To find a better measurement of GFR, more than 25 years ago Dr. Seikaly developed the method of using radio-labeled iothalamate as a marker. With this method, a low dose of radioactive iothalamate is injected into the patient’s vein, and the rate of disappearance from the blood over time is used to accurately measure GFR.

“If the GFR is less than 30 ml/min/1.73m sq and the child is over 15 kilos, I consider the patient a potential candidate for both heart and kidney transplantation,” he explains.

Seeing Young Bodies Restore Balance

Like all Fontan providers, the team at Children’s Health wants to see patients thrive with their own hearts for as long as possible. When a patient needs a referral to transplant, it’s common for patients and providers to feel let down.

Dr. Bano reminds her colleagues – and herself – that they’ve seen many patients come out of heart transplant healthier than they’ve ever been.

“Their PLE goes away for good, and so do the issues caused by venous pressure and pump failure,” says Dr. Bano.

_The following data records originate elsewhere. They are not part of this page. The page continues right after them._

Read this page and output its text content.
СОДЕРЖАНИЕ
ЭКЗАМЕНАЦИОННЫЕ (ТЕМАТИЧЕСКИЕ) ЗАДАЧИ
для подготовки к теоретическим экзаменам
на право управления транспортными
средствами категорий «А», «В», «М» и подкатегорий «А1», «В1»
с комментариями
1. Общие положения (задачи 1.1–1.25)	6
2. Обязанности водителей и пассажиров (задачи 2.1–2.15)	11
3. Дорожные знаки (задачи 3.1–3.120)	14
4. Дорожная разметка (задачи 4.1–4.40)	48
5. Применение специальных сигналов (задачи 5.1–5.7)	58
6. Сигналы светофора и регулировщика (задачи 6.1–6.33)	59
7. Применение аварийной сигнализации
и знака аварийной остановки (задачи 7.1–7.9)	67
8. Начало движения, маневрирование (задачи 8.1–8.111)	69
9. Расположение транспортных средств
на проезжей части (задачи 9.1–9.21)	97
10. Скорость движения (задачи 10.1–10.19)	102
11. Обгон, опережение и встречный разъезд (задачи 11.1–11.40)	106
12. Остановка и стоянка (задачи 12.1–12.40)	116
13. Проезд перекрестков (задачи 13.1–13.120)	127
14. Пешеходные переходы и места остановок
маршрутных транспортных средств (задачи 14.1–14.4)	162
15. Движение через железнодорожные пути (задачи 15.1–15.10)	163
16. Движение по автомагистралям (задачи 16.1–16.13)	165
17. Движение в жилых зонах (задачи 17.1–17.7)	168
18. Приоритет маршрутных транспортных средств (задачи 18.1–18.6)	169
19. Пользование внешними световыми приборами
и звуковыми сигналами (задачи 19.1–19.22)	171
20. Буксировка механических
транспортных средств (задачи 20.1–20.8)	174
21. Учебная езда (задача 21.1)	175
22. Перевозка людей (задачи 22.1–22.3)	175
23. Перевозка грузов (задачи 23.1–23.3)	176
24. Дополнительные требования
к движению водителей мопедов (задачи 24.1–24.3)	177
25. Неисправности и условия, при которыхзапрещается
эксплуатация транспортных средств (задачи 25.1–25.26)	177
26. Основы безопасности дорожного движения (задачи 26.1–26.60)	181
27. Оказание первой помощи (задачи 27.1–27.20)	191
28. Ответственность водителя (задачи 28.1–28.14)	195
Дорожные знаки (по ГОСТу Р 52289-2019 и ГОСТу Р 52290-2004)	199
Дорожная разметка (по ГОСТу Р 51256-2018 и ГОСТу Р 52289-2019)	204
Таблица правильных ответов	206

While some patients may develop worsening kidney function after heart transplant, many of them recover it quickly. Livers are especially resilient, in some cases bouncing back from full-blown cirrhosis in young children who go through heart transplant.

“It’s amazing to see, and a huge comfort to know that we can start this recovery in motion for kids who have no other option left,” says Dr. Bano.